Borrowing money – whether it’s $50 to pay your mobile phone bill or $100,000 for a new house, there is a lot to think about! There are many different ways of getting the money you need if you do indeed need it… that’s always the difficult part, being honest with yourself! Do you need the latest Xbox? Probably not! Do you need a car to get to work? More than likely!
Show me the money!
When borrowing money, you have various options, all of which have pros and cons. Let’s take a look at some of the most common solutions in further detail:
- Borrowing from family and friends – The first option you have is to borrow money from your friends and family. The good thing about this is that it is unlikely your loved ones are ever going to charge you any interest. Interest is the percentage you pay back on top of the money you have borrowed.
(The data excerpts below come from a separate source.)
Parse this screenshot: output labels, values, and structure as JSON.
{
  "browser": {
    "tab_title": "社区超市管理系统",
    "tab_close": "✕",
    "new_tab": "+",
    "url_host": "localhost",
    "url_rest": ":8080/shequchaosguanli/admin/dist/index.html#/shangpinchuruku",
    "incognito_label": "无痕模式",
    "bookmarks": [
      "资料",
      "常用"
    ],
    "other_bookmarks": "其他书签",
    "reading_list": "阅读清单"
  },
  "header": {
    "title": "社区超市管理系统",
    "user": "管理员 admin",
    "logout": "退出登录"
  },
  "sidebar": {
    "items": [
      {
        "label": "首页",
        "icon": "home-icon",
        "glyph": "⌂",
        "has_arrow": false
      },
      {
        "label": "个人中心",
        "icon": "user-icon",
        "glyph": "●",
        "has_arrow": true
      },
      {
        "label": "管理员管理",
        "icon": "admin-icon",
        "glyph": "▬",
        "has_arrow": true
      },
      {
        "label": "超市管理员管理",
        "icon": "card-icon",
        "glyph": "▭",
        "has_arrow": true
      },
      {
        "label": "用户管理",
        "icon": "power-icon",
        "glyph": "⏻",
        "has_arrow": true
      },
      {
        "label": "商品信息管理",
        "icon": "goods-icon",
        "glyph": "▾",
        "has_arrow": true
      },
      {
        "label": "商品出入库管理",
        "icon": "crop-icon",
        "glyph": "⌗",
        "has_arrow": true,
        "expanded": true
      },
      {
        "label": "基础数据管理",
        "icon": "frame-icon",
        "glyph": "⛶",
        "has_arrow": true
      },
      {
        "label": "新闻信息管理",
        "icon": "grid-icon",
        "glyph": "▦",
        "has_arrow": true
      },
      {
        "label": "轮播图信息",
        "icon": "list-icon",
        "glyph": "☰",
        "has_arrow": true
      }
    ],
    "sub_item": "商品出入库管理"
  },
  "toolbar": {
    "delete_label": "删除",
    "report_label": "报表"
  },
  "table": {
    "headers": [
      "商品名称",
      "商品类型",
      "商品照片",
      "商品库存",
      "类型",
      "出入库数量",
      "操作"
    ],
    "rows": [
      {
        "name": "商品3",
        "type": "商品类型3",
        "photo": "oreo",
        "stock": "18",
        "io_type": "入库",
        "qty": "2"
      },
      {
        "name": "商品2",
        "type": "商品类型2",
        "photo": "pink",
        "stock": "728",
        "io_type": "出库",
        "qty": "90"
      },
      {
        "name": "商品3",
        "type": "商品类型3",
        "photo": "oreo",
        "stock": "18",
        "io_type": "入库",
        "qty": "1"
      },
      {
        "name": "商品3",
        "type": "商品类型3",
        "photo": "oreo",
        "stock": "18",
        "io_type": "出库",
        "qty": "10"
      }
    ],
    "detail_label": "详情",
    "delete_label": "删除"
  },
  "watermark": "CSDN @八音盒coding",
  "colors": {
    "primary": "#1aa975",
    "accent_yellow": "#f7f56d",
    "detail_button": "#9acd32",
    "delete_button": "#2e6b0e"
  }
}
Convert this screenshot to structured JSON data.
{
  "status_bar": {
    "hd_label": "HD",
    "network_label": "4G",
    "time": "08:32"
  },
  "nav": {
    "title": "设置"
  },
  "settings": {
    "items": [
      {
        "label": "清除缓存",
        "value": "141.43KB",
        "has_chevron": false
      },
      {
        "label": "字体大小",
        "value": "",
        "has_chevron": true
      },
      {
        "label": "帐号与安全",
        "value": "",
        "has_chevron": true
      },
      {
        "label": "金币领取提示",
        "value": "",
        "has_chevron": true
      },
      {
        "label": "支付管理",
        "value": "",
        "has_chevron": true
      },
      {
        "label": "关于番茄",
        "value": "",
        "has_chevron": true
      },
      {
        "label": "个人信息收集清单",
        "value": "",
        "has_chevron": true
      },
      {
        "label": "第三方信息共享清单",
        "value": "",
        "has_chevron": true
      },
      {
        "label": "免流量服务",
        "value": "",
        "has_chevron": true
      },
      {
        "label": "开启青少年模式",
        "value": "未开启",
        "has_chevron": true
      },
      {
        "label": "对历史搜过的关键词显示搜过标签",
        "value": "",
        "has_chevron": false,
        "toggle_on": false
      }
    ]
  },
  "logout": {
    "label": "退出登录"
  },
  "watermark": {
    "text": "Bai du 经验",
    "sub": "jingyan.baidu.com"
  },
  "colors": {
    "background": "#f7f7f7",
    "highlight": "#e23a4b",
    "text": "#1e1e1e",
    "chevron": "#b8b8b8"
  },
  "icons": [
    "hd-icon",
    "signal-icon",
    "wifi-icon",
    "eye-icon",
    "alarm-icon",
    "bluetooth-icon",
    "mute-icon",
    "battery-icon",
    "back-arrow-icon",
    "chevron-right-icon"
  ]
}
You can think of it as a fee you pay for being given the money.
- Borrowing from the bank – Most people borrow from a bank when they want to buy a house or when they need funds for starting a business, for example. Being accepted for a bank loan is a lot more difficult because they take a lot of factors into consideration, including your credit history. The daft thing about a credit rating is that you need to show you’ve paid off loans and other forms of credit in the past to get a good rating. So it’s rare that your first-ever loan will be from a bank.
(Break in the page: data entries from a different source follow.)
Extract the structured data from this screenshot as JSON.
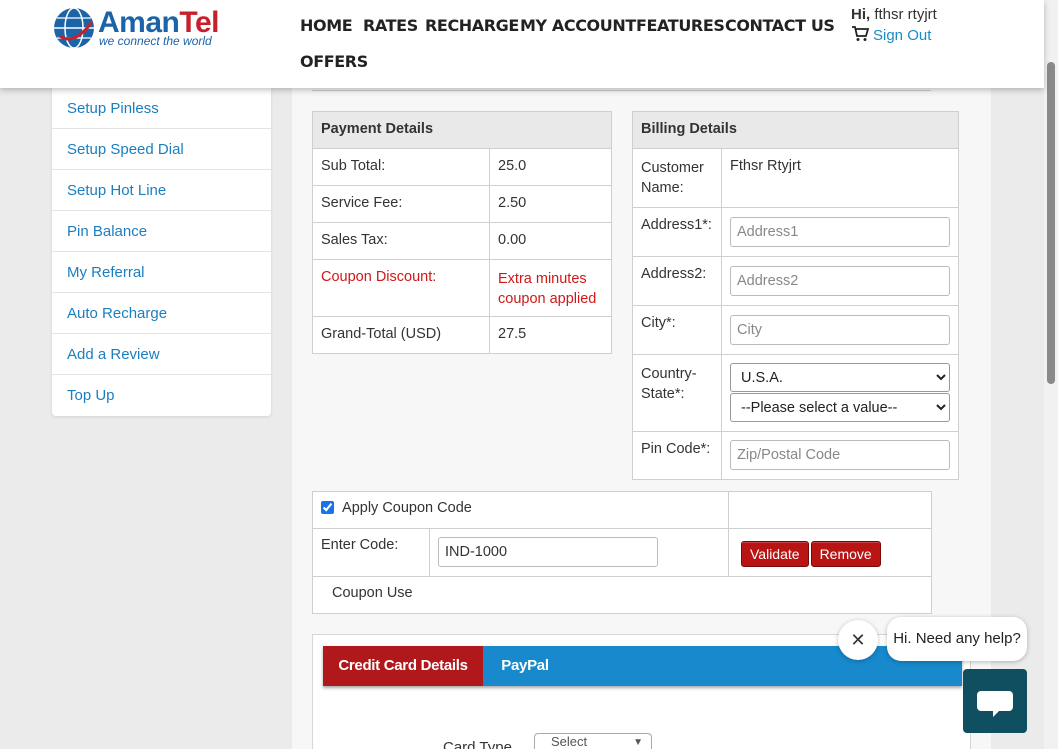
{
  "brand": {
    "name_part1": "Aman",
    "name_part2": "Tel",
    "tagline": "we connect the world"
  },
  "nav": [
    "HOME",
    "RATES",
    "RECHARGE",
    "MY ACCOUNT",
    "FEATURES",
    "CONTACT US",
    "OFFERS"
  ],
  "user": {
    "greeting": "Hi,",
    "name": "fthsr rtyjrt",
    "signout": "Sign Out"
  },
  "sidebar": {
    "items": [
      "Setup Pinless",
      "Setup Speed Dial",
      "Setup Hot Line",
      "Pin Balance",
      "My Referral",
      "Auto Recharge",
      "Add a Review",
      "Top Up"
    ]
  },
  "payment": {
    "header": "Payment Details",
    "rows": [
      {
        "label": "Sub Total:",
        "value": "25.0"
      },
      {
        "label": "Service Fee:",
        "value": "2.50"
      },
      {
        "label": "Sales Tax:",
        "value": "0.00"
      },
      {
        "label": "Coupon Discount:",
        "value": "Extra minutes coupon applied"
      },
      {
        "label": "Grand-Total (USD)",
        "value": "27.5"
      }
    ]
  },
  "billing": {
    "header": "Billing Details",
    "customer_label": "Customer Name:",
    "customer_name": "Fthsr Rtyjrt",
    "address1_label": "Address1*:",
    "address1_placeholder": "Address1",
    "address2_label": "Address2:",
    "address2_placeholder": "Address2",
    "city_label": "City*:",
    "city_placeholder": "City",
    "country_label": "Country-State*:",
    "country_value": "U.S.A.",
    "state_value": "--Please select a value--",
    "pin_label": "Pin Code*:",
    "pin_placeholder": "Zip/Postal Code"
  },
  "coupon": {
    "apply_label": "Apply Coupon Code",
    "enter_label": "Enter Code:",
    "code_value": "IND-1000",
    "validate": "Validate",
    "remove": "Remove",
    "use_label": "Coupon Use"
  },
  "payment_tabs": {
    "credit": "Credit Card Details",
    "paypal": "PayPal",
    "card_type_label": "Card Type",
    "card_type_value": "Select"
  },
  "chat": {
    "message": "Hi. Need any help?"
  },
  "colors": {
    "brand_blue": "#1c64a8",
    "brand_red": "#c8202b",
    "link_blue": "#1a7fc0",
    "button_red": "#b81414",
    "tab_blue": "#1789cc",
    "chat_dark": "#0f4f5f"
  }
}
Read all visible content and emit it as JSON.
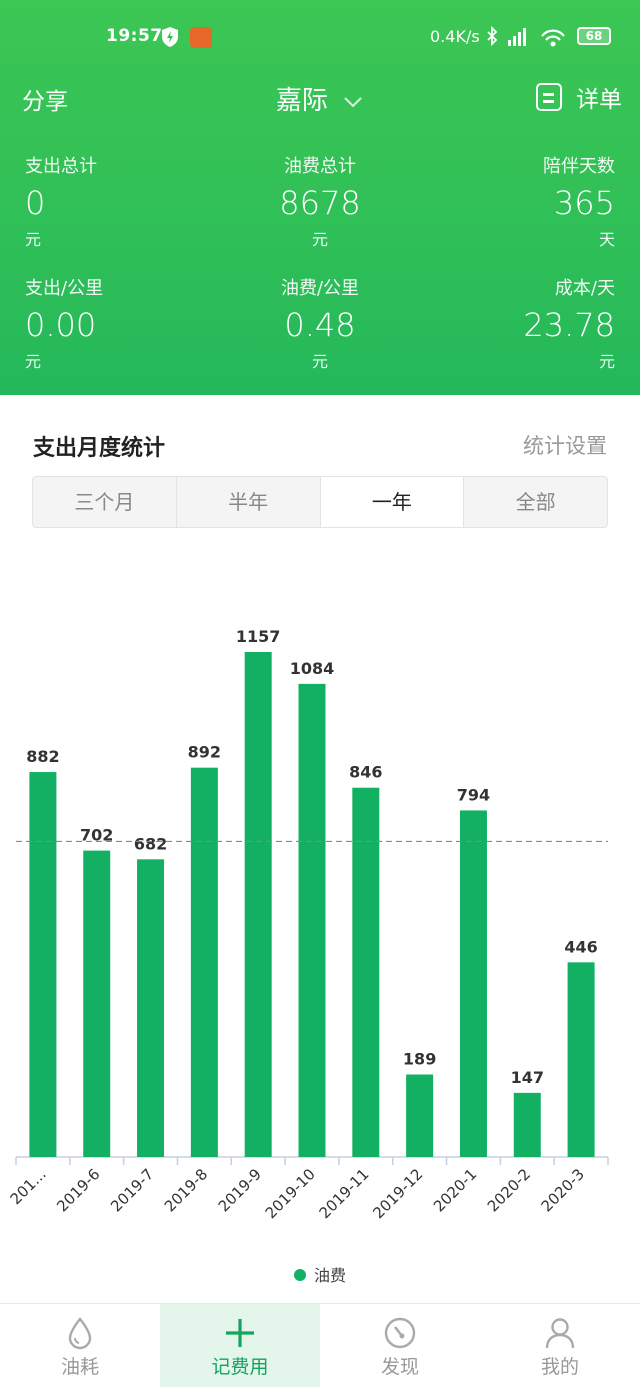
{
  "status_bar": {
    "time": "19:57",
    "net_speed": "0.4K/s",
    "battery": "68"
  },
  "top_bar": {
    "share_label": "分享",
    "car_name": "嘉际",
    "detail_label": "详单"
  },
  "stats": [
    {
      "label": "支出总计",
      "value": "0",
      "unit": "元"
    },
    {
      "label": "油费总计",
      "value": "8678",
      "unit": "元"
    },
    {
      "label": "陪伴天数",
      "value": "365",
      "unit": "天"
    },
    {
      "label": "支出/公里",
      "value": "0.00",
      "unit": "元"
    },
    {
      "label": "油费/公里",
      "value": "0.48",
      "unit": "元"
    },
    {
      "label": "成本/天",
      "value": "23.78",
      "unit": "元"
    }
  ],
  "section": {
    "title": "支出月度统计",
    "settings_label": "统计设置"
  },
  "range_tabs": [
    "三个月",
    "半年",
    "一年",
    "全部"
  ],
  "range_selected": "一年",
  "chart_data": {
    "type": "bar",
    "categories": [
      "201...",
      "2019-6",
      "2019-7",
      "2019-8",
      "2019-9",
      "2019-10",
      "2019-11",
      "2019-12",
      "2020-1",
      "2020-2",
      "2020-3"
    ],
    "series": [
      {
        "name": "油费",
        "values": [
          882,
          702,
          682,
          892,
          1157,
          1084,
          846,
          189,
          794,
          147,
          446
        ],
        "color": "#13b064"
      }
    ],
    "average_line": 723,
    "ylim": [
      0,
      1200
    ],
    "grid": false,
    "legend": "bottom-center"
  },
  "legend_label": "油费",
  "tabs": [
    {
      "label": "油耗",
      "icon": "drop-icon"
    },
    {
      "label": "记费用",
      "icon": "plus-icon"
    },
    {
      "label": "发现",
      "icon": "gauge-icon"
    },
    {
      "label": "我的",
      "icon": "person-icon"
    }
  ],
  "active_tab": "记费用",
  "colors": {
    "brand_green": "#2fbf58",
    "bar_green": "#13b064",
    "active_tab_bg": "#e4f6ec"
  }
}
- Borrowing from loan companies – There are many different types of loan companies. You have payday loan companies, where you borrow a small amount of money for a short period and pay it back with a lot on top. There are then secured loans, where the cash you lend is secured against something you own. For example, with logbook loans, the money you borrow is secured against your vehicle. So, if you don’t pay the loan back, the company can take your car! You also have the likes of Altrua Financial, which help with home loans. With lending companies, you have plenty of different options available, but you can always expect to pay back a lot more than you have borrowed.
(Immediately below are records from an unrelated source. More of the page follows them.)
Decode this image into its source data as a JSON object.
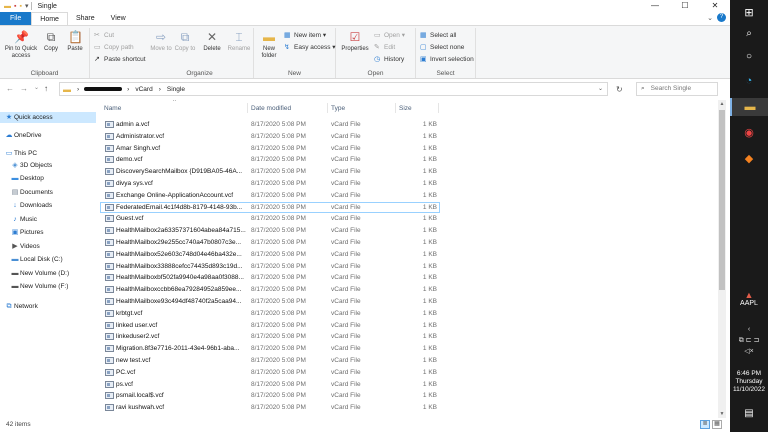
{
  "window": {
    "title": "Single",
    "controls": {
      "minimize": "—",
      "maximize": "☐",
      "close": "✕"
    }
  },
  "ribbon_tabs": [
    "File",
    "Home",
    "Share",
    "View"
  ],
  "ribbon": {
    "clipboard": {
      "label": "Clipboard",
      "pin": "Pin to Quick access",
      "copy": "Copy",
      "paste": "Paste",
      "cut": "Cut",
      "copy_path": "Copy path",
      "paste_shortcut": "Paste shortcut"
    },
    "organize": {
      "label": "Organize",
      "move_to": "Move to",
      "copy_to": "Copy to",
      "delete": "Delete",
      "rename": "Rename"
    },
    "new": {
      "label": "New",
      "new_folder": "New folder",
      "new_item": "New item",
      "easy_access": "Easy access"
    },
    "open": {
      "label": "Open",
      "properties": "Properties",
      "open": "Open",
      "edit": "Edit",
      "history": "History"
    },
    "select": {
      "label": "Select",
      "select_all": "Select all",
      "select_none": "Select none",
      "invert": "Invert selection"
    }
  },
  "address": {
    "crumbs": [
      "vCard",
      "Single"
    ],
    "search_placeholder": "Search Single"
  },
  "nav": [
    {
      "label": "Quick access",
      "icon": "★",
      "color": "#2d7dd2",
      "selected": true
    },
    {
      "label": "OneDrive",
      "icon": "☁",
      "color": "#2d7dd2"
    },
    {
      "label": "This PC",
      "icon": "▭",
      "color": "#2d7dd2"
    },
    {
      "label": "3D Objects",
      "icon": "◈",
      "color": "#4a8fd4"
    },
    {
      "label": "Desktop",
      "icon": "▬",
      "color": "#3c8fe0"
    },
    {
      "label": "Documents",
      "icon": "▤",
      "color": "#6d7a8a"
    },
    {
      "label": "Downloads",
      "icon": "↓",
      "color": "#2d7dd2"
    },
    {
      "label": "Music",
      "icon": "♪",
      "color": "#2d7dd2"
    },
    {
      "label": "Pictures",
      "icon": "▣",
      "color": "#2d7dd2"
    },
    {
      "label": "Videos",
      "icon": "▶",
      "color": "#555"
    },
    {
      "label": "Local Disk (C:)",
      "icon": "▬",
      "color": "#4a8fd4"
    },
    {
      "label": "New Volume (D:)",
      "icon": "▬",
      "color": "#555"
    },
    {
      "label": "New Volume (F:)",
      "icon": "▬",
      "color": "#555"
    },
    {
      "label": "Network",
      "icon": "⧉",
      "color": "#2d7dd2"
    }
  ],
  "columns": {
    "name": "Name",
    "date": "Date modified",
    "type": "Type",
    "size": "Size"
  },
  "files": [
    {
      "name": "admin a.vcf",
      "date": "8/17/2020 5:08 PM",
      "type": "vCard File",
      "size": "1 KB"
    },
    {
      "name": "Administrator.vcf",
      "date": "8/17/2020 5:08 PM",
      "type": "vCard File",
      "size": "1 KB"
    },
    {
      "name": "Amar Singh.vcf",
      "date": "8/17/2020 5:08 PM",
      "type": "vCard File",
      "size": "1 KB"
    },
    {
      "name": "demo.vcf",
      "date": "8/17/2020 5:08 PM",
      "type": "vCard File",
      "size": "1 KB"
    },
    {
      "name": "DiscoverySearchMailbox {D919BA05-46A...",
      "date": "8/17/2020 5:08 PM",
      "type": "vCard File",
      "size": "1 KB"
    },
    {
      "name": "divya sys.vcf",
      "date": "8/17/2020 5:08 PM",
      "type": "vCard File",
      "size": "1 KB"
    },
    {
      "name": "Exchange Online-ApplicationAccount.vcf",
      "date": "8/17/2020 5:08 PM",
      "type": "vCard File",
      "size": "1 KB"
    },
    {
      "name": "FederatedEmail.4c1f4d8b-8179-4148-93b...",
      "date": "8/17/2020 5:08 PM",
      "type": "vCard File",
      "size": "1 KB",
      "focused": true
    },
    {
      "name": "Guest.vcf",
      "date": "8/17/2020 5:08 PM",
      "type": "vCard File",
      "size": "1 KB"
    },
    {
      "name": "HealthMailbox2a63357371604abea84a715...",
      "date": "8/17/2020 5:08 PM",
      "type": "vCard File",
      "size": "1 KB"
    },
    {
      "name": "HealthMailbox29e255cc740a47b0807c3e...",
      "date": "8/17/2020 5:08 PM",
      "type": "vCard File",
      "size": "1 KB"
    },
    {
      "name": "HealthMailbox52e603c748d04e46ba432e...",
      "date": "8/17/2020 5:08 PM",
      "type": "vCard File",
      "size": "1 KB"
    },
    {
      "name": "HealthMailbox33888cefcc74435d893c19d...",
      "date": "8/17/2020 5:08 PM",
      "type": "vCard File",
      "size": "1 KB"
    },
    {
      "name": "HealthMailboxbf502fa9940e4a98aa0f3088...",
      "date": "8/17/2020 5:08 PM",
      "type": "vCard File",
      "size": "1 KB"
    },
    {
      "name": "HealthMailboxccbb68ea79284952a859ee...",
      "date": "8/17/2020 5:08 PM",
      "type": "vCard File",
      "size": "1 KB"
    },
    {
      "name": "HealthMailboxe93c494df48740f2a5caa94...",
      "date": "8/17/2020 5:08 PM",
      "type": "vCard File",
      "size": "1 KB"
    },
    {
      "name": "krbtgt.vcf",
      "date": "8/17/2020 5:08 PM",
      "type": "vCard File",
      "size": "1 KB"
    },
    {
      "name": "linked user.vcf",
      "date": "8/17/2020 5:08 PM",
      "type": "vCard File",
      "size": "1 KB"
    },
    {
      "name": "linkeduser2.vcf",
      "date": "8/17/2020 5:08 PM",
      "type": "vCard File",
      "size": "1 KB"
    },
    {
      "name": "Migration.8f3e7716-2011-43e4-96b1-aba...",
      "date": "8/17/2020 5:08 PM",
      "type": "vCard File",
      "size": "1 KB"
    },
    {
      "name": "new test.vcf",
      "date": "8/17/2020 5:08 PM",
      "type": "vCard File",
      "size": "1 KB"
    },
    {
      "name": "PC.vcf",
      "date": "8/17/2020 5:08 PM",
      "type": "vCard File",
      "size": "1 KB"
    },
    {
      "name": "ps.vcf",
      "date": "8/17/2020 5:08 PM",
      "type": "vCard File",
      "size": "1 KB"
    },
    {
      "name": "psmail.local$.vcf",
      "date": "8/17/2020 5:08 PM",
      "type": "vCard File",
      "size": "1 KB"
    },
    {
      "name": "ravi kushwah.vcf",
      "date": "8/17/2020 5:08 PM",
      "type": "vCard File",
      "size": "1 KB"
    }
  ],
  "status": {
    "items": "42 items"
  },
  "taskbar": {
    "stock": "AAPL",
    "time": "6:46 PM",
    "day": "Thursday",
    "date": "11/10/2022"
  }
}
Is borrowing money so bad?
We tend to think that borrowing money is a negative thing! You’ve no doubt heard the horror stories about people ending up in lots of debt because they borrowed money and didn’t pay it back, leading to more and more charges. However, it’s not always that way! Borrowing money can be a positive step, and knowing when to borrow money and when not to is a key part of how to manage money.
Of course, we would all like to make our purchases outright, but it’s never that easy! Do you know many people that have a spare $200,000 handy to buy a house? It’s unlikely. A mortgage is a type of loan for those who want to purchase a property. You will usually need to put down a deposit, say 10 – 20 percent of the property price. The lender will then lend you the rest of the money and you’ll pay it back monthly over many years. Property is a great investment for most people and this is the only way to get on the property ladder. Most people also take out a loan when they buy a vehicle, which again is an important purchase, ensuring you can get to and from work. These are investments. You need to think about whether something is going to bring value to your life and long-term gain.